Vrancx Peter, Verbeeck Katja, Nowé Ann
Computational Modeling Laboratory (COMO), Vrije Universiteit Brussel, 1050 Brussels, Belgium.
IEEE Trans Syst Man Cybern B Cybern. 2008 Aug;38(4):976-81. doi: 10.1109/TSMCB.2008.920998.

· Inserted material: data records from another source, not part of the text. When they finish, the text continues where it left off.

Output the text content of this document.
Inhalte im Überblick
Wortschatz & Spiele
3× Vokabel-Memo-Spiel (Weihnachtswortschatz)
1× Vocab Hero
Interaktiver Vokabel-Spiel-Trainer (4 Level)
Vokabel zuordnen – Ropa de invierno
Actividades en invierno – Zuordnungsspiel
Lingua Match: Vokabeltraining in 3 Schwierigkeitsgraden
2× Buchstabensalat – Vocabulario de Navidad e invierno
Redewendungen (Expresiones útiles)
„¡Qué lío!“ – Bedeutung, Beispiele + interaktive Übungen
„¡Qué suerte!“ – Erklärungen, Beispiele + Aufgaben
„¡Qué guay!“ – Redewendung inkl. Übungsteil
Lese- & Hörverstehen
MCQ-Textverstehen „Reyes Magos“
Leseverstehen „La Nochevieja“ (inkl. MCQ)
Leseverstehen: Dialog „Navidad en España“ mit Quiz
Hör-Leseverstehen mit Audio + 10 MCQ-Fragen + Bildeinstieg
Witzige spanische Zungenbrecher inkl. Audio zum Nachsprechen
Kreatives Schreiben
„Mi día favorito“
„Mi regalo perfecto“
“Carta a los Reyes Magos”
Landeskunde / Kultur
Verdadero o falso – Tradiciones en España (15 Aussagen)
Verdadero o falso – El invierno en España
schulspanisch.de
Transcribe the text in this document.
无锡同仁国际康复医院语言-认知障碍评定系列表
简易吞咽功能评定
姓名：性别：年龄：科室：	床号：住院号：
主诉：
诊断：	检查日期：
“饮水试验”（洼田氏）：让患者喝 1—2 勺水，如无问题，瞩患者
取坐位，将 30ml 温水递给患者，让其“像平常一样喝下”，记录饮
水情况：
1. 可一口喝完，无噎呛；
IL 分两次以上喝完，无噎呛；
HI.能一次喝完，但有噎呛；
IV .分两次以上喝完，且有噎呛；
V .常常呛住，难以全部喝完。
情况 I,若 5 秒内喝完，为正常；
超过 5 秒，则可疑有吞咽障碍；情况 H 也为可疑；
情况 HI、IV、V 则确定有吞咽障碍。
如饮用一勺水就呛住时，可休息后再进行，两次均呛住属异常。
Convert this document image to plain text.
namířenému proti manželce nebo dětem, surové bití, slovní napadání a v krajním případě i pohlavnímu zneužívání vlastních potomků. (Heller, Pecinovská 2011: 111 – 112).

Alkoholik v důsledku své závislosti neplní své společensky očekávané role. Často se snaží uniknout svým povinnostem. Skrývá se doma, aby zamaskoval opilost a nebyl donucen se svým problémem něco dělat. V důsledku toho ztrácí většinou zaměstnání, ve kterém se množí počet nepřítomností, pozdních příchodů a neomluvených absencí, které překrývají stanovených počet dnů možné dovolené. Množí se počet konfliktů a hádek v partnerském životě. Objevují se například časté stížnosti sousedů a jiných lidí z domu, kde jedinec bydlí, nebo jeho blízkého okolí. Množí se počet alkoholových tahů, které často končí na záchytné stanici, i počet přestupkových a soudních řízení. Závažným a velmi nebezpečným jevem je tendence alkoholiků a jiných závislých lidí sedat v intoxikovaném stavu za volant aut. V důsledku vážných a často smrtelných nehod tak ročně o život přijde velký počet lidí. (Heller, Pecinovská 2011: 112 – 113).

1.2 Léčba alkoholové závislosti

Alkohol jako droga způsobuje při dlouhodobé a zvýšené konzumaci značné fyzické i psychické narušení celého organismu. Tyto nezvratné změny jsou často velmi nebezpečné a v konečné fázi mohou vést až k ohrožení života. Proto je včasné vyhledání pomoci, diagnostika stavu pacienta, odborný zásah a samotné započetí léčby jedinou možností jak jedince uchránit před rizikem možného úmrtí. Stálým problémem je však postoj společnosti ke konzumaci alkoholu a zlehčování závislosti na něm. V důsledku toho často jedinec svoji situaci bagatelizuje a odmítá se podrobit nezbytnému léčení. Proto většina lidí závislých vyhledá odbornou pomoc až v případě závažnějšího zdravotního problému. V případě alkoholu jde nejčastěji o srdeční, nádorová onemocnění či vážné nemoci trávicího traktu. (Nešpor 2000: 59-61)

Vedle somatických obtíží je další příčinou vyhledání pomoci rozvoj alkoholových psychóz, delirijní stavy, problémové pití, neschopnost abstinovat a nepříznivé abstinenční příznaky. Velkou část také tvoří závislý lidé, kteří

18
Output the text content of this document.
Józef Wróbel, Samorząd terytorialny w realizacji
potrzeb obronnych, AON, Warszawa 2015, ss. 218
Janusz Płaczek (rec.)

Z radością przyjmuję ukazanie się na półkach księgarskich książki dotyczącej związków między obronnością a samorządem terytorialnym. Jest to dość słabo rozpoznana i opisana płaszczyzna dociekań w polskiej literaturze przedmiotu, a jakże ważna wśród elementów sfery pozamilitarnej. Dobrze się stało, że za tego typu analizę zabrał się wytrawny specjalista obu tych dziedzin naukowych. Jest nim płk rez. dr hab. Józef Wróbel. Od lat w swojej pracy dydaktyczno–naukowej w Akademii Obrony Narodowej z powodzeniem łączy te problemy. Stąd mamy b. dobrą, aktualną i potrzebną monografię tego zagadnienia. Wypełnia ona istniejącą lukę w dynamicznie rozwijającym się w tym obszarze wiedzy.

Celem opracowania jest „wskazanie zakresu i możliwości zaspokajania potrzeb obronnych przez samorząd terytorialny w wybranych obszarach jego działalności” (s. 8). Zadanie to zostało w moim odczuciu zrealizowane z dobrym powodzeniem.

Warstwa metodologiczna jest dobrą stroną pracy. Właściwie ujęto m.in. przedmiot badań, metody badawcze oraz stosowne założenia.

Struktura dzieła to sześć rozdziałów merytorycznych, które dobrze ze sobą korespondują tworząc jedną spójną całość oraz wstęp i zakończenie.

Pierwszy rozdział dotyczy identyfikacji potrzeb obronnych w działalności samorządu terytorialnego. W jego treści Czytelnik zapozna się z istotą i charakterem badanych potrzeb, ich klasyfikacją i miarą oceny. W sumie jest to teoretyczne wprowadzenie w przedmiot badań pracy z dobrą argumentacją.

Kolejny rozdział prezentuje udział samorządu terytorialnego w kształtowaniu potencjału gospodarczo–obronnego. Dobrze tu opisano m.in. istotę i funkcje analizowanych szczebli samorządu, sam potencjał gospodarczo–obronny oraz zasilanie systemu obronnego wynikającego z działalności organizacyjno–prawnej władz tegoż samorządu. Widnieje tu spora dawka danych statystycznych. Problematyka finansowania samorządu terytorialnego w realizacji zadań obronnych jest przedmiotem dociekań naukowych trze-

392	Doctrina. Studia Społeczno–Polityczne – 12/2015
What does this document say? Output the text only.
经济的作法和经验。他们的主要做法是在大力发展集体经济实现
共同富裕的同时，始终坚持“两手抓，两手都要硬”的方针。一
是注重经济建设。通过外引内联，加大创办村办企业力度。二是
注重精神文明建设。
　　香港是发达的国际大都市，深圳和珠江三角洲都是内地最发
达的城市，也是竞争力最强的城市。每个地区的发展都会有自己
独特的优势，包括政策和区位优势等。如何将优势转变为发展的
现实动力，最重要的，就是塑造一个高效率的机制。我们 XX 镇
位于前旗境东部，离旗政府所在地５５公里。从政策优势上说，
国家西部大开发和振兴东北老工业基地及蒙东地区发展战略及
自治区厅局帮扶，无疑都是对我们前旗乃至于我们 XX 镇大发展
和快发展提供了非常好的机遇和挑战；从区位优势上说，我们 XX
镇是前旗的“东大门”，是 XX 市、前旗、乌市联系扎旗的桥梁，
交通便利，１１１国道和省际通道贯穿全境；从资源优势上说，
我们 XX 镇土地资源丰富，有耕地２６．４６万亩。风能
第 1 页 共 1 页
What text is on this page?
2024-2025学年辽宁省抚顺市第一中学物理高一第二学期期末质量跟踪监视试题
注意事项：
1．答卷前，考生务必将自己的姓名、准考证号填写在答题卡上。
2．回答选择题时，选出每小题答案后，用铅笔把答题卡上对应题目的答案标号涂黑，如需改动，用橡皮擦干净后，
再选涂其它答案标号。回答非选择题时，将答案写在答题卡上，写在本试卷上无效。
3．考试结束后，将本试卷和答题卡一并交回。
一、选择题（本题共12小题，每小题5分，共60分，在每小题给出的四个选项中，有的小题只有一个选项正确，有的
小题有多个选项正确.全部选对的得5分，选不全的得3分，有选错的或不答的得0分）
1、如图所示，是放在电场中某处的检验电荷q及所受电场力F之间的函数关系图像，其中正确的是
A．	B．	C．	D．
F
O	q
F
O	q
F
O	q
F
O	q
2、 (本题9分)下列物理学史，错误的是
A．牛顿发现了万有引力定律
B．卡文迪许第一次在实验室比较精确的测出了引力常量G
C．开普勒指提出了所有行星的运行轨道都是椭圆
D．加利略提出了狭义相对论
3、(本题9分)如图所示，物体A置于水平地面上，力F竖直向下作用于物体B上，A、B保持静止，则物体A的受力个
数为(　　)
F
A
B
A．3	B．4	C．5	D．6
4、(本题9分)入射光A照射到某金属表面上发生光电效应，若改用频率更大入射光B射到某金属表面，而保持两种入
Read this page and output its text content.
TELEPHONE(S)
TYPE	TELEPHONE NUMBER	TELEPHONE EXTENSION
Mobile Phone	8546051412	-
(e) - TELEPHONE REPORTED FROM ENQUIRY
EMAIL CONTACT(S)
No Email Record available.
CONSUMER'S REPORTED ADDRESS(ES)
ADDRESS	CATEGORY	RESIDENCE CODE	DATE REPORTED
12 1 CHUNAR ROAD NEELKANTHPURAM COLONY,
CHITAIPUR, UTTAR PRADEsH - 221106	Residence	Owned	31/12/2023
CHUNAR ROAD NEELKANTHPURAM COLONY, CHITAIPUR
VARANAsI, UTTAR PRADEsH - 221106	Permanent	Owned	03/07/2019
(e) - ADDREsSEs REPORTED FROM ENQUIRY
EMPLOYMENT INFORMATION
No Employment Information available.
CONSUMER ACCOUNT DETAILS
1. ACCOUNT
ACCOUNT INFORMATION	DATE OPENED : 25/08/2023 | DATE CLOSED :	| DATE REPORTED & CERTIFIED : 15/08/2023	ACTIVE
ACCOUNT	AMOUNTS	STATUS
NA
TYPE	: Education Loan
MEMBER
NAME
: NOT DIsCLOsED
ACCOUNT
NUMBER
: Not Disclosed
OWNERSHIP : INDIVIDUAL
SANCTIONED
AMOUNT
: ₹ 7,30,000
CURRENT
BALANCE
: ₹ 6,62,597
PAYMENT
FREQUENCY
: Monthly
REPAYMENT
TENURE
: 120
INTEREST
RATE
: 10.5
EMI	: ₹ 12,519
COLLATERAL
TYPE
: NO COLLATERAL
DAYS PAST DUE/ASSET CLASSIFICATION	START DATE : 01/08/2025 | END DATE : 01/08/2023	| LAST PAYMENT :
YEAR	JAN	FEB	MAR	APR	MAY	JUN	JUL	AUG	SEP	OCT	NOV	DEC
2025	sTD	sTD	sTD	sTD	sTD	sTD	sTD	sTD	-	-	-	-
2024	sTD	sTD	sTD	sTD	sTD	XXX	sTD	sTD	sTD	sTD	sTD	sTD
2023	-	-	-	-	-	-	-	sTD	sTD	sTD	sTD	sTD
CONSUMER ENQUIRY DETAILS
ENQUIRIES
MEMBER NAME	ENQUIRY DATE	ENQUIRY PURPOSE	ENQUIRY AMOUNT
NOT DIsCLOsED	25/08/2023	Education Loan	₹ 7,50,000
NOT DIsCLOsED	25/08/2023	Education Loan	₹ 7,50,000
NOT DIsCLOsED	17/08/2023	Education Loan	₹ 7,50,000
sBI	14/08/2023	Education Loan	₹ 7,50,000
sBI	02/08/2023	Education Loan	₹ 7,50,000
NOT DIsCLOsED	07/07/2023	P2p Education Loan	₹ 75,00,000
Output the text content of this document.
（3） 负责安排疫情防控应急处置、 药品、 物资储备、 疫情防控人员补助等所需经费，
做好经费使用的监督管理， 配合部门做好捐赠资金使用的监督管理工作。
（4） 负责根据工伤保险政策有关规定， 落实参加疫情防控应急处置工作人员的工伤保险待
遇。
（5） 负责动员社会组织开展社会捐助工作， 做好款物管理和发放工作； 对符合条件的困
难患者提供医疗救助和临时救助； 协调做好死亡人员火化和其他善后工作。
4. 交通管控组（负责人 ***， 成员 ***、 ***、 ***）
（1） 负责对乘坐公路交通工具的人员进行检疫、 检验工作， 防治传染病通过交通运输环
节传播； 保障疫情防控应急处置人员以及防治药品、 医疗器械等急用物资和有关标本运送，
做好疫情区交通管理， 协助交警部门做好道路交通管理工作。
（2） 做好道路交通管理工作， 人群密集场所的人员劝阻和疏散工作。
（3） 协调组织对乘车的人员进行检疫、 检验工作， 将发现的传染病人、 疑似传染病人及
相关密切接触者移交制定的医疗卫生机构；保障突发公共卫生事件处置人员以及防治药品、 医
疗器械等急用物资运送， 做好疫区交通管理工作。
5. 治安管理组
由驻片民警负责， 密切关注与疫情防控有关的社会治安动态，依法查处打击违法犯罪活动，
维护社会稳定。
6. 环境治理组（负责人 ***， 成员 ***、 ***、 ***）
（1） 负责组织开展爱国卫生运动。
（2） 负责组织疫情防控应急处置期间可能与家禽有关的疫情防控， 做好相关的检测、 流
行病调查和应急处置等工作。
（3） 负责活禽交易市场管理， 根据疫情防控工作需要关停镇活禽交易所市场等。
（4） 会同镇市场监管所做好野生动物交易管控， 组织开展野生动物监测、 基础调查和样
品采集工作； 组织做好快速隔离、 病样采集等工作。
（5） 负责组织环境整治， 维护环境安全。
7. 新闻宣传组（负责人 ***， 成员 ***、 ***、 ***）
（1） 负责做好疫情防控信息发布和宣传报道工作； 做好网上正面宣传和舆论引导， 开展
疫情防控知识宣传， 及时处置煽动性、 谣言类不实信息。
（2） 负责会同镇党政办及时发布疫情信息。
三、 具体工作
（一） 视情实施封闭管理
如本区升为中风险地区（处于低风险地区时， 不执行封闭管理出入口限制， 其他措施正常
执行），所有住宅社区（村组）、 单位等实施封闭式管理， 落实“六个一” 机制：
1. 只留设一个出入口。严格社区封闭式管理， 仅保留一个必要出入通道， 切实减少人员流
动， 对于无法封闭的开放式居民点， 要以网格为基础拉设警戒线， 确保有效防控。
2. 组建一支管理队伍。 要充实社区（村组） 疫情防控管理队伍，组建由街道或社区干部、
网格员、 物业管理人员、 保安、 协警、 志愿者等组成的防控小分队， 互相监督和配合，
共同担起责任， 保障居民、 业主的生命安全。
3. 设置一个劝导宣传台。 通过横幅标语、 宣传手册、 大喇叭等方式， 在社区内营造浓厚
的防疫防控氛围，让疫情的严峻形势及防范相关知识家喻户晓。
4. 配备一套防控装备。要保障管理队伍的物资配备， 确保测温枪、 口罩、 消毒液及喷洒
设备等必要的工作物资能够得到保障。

Learning automata (LA) were recently shown to be valuable tools for designing multiagent reinforcement learning algorithms. One of the principal contributions of the LA theory is that a set of decentralized independent LA is able to control a finite Markov chain with unknown transition probabilities and rewards. In this paper, we propose to extend this algorithm to Markov games--a straightforward extension of single-agent Markov decision problems to distributed multiagent decision problems. We show that under the same ergodic assumptions of the original theorem, the extended algorithm will converge to a pure equilibrium point between agent policies.
学习自动机(LA)最近被证明是设计多智能体强化学习算法的有价值工具。LA理论的主要贡献之一是,一组分散的独立学习自动机能够控制一个具有未知转移概率和奖励的有限马尔可夫链。在本文中,我们提议将该算法扩展到马尔可夫博弈——单智能体马尔可夫决策问题到分布式多智能体决策问题的直接扩展。我们表明,在原始定理的相同遍历假设下,扩展算法将收敛到智能体策略之间的纯均衡点。